Le Figaro, 31/10/2012
Christian Merlin
 
Beethoven: Fidelio, Paris, Théâtre des Champs Elysées, 30. Oktober 2012
 
De grandes voix pour Fidelio
 
Waltraud Meier et Jonas Kaufmann étaient, mardi, au Théâtre des Champs-Élysées, à Paris pour une version de concert de Fidelio.
 
Cela faisait longtemps qu'on n'avait pas joué les rabat-joie. Le mauvais rôle, assurément, mais assumons. La version de concert du Fidelio de Beethoven, mardi soir au Théâtre des Champs-Elysées, promettait d'être une nouvelle soirée électrique comme on a connu plusieurs ces derniers temps. Les ingrédients étaient assez époustouflants, à commencer par une distribution de monstres sacrés. Elle n'a pas déçu. Le rôle de Léonore confronte désormais l'immense Waltraud Meier à certaines limites vocales, ce qui se traduit bien par quelques stridences, mais la ferveur, l'incandescence de torche vive, ce qui fait l'essence même de Léonore, elle les a ô combien.

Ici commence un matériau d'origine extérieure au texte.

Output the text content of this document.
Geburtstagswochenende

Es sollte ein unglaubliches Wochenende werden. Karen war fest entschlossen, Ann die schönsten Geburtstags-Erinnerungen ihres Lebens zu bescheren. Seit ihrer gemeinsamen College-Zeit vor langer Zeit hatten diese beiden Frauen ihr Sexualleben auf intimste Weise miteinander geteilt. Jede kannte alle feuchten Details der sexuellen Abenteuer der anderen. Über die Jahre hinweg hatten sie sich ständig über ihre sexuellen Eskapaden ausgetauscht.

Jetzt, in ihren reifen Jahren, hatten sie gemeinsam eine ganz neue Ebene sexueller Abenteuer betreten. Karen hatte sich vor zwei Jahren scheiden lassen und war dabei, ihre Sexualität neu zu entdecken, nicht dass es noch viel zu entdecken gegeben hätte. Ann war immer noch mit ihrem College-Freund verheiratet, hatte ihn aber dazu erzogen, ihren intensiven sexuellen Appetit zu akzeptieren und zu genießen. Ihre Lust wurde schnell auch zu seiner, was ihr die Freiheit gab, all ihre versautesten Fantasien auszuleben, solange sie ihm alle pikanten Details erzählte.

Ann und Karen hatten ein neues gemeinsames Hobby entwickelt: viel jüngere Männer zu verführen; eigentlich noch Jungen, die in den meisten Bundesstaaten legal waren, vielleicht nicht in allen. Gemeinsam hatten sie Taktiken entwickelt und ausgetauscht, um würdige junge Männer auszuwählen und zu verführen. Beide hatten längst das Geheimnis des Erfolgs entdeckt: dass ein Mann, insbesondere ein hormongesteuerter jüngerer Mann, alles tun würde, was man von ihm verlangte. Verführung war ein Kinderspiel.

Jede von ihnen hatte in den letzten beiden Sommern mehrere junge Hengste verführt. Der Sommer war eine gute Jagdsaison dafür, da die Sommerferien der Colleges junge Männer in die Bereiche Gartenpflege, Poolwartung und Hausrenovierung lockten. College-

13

On attend la spécialité de Jonas Kaufmann: commencer son cri initial, «Gott», par un pianissimo immatériel et enfler progressivement le son jusqu'à l'immensité. Il l'a fait, c'est systématique mais on en redemande, et toute l'interprétation est de la même eau, inégalable aujourd'hui. Matti Salminen? À 67 ans, la basse finlandaise est considérable et inaltérée: une montagne. Ajoutez que Tomasz Konieczny est un solide Pizarro, et que les seconds rôles permettent de découvrir de formidables pointures de demain comme le Ministre de Tareq Nazmi et surtout la Marcelline de Hanna Elisabeth Müller, qui éclipserait tous les autres par sa lumière, bref: voilà bien le grand Fidelio que l'on attendait.

Un souffle inspiré qui manquait cruellement

Alors pourquoi s'est-on ennuyé? Parce que Fidelio n'est pas un opéra comme les autres, ce n'est même pas un opéra: c'est un acte de foi, un cri de ferveur. Et pour en unifier les climats hybrides, pour maintenir tendu le grand arc qui mène de la première note de l'ouverture à la dernière du chœur final, un seul maître d'œuvre: le chef, architecte et visionnaire. Or, pour le concert exceptionnel qu'ils donnaient à Paris, le chœur et l'orchestre de l'Opéra d'État bavarois, formidable troupe que l'on ne manque jamais une occasion d'applaudir à Munich, n'avaient à offrir qu'Adam Fischer, éternel tâcheron routinier qui semble s'excuser d'être là. C'est trop peu, et dès l'ouverture, cet orchestre qui nous a si souvent transporté dans Wagner ou Strauss, se révèle incertain, terne, moyennement homogène. Et quitte à reprendre la tradition mahlerienne de jouer l'Ouverture Léonore 3 avant le dernier tableau (sans l'accord initial, à la façon de Bernstein), autant le faire avec un souffle inspiré qui manquait cruellement. Et voilà Fidelio réduit à une succession de numéros de chanteurs: le public, en délire, a su s'en satisfaire, nous pas.